Gastric cancer (GC) is a malignant tumor with a significantly high mortality rate, yet, its pathogenesis is not fully understood. Bioinformatics predicted that LINC01224 is highly expressed in stomach adenocarcinoma (STAD), and showed that LINC01224 adsorbed miR-193a-5p to target CDK8. Therefore, a study by Sun et al. intended to verify the effect of the LINC01224/miR-193a-5p/CDK8 axis on the biological behavior of gastric cancer.
Expressions of LINC01224, miR-193a-5p, CDK8, apoptosis-, and EMT-related genes were analyzed using the GEPIA website, RT-qPCR, in situ hybridization, and Western blot as needed. Bioinformatics and Dual-luciferase reporter assay were used to evaluate the relationship between LINC01224, miR-193a-5p, and CDK8. Functional experiments and rescue experiments (MTT assay, flow cytometry, wound healing assay, and Transwell) was conducted to detect the effects of the above genes on the biological characteristics of GC cells. A tumorigenesis assay was used to verify the results of in vitro experiments.

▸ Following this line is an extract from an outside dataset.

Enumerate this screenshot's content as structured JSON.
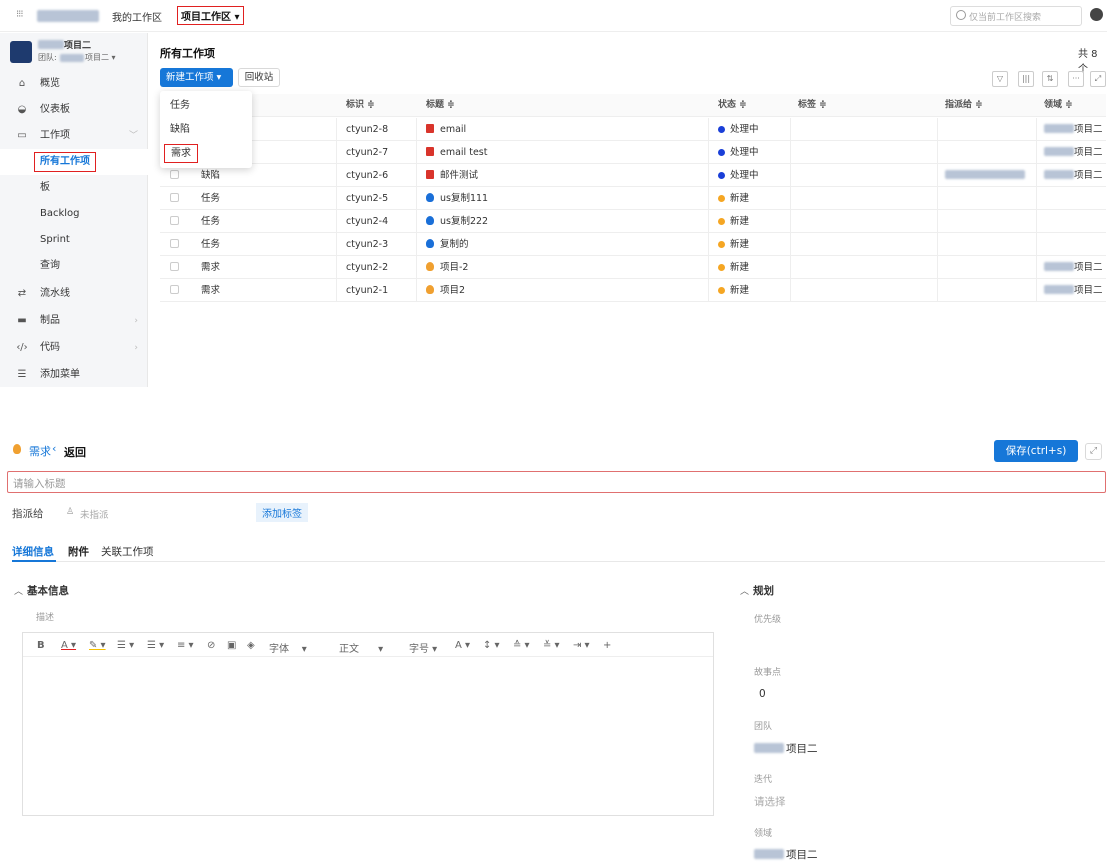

LINC01224 adsorbed miR-193a-5p to target and upregulate CDK8. The expressions of LINC01224 and CDK8 were increased, while the expression of miR-193a-5p was decreased in GC. Overexpressed LINC01224 promoted cell viability, migration and invasion, accelerated tumor formation, attenuated apoptosis, inhibited the expressions of apoptosis-related proteins, and promoted the expressions of EMT-related proteins, whereas silenced LINC01224 led to the opposite effect. MiR-193a-5p inhibitor partially offset the effect of silenced LINC01224; interestingly, siCDK8 significantly reversed the effect of miR-193a-5p inhibitor on GC cells.
LINC01224 affects the biological behavior of gastric cancer by mediating miR-193a-5p to regulate CDK8 1).
This retrospective study aimed to investigate ethnic disparities in demographic, clinicopathologic, and biological behaviours of gastric cancer (GC) in a high GC incidence area of China. There were 5022 GC patients, including 3987 Han (79.4%) and 987 Hui (14.4%) patients from Northwest China. All patient data were retrieved from 2009 to 2017. Median survival was estimated using the Kaplan-Meier method and compared using the log-rank test. A Cox proportional hazards model was used to assess the impact of covariates. Similarly, low 5-year OS rates were observed in both the Hui and Han groups (23.8% and 24.2% respectively). Hui patients with stage T1 or N0 or with tumours <5 cm had 2.144-fold, 1.426-fold and 1.305-fold increased risks of poor prognosis compared with Han patients with these characteristics respectively (all p < 0.05). Further, Hui patients had 1.265-fold, 1.364-fold and 1.401-fold increased risks of poor prognosis compared with Han patients among those with high expression of Ki67, EGFR and VEGF respectively (all p < 0.05). There are ethnic disparities in the prognosis of GC patients in Northwest China. Understanding the effects of ethnicity on GC will guide reasonable evaluations of prognosis and future interventions to equalise access to high-quality care for GC patients of different ethnicities in China 2).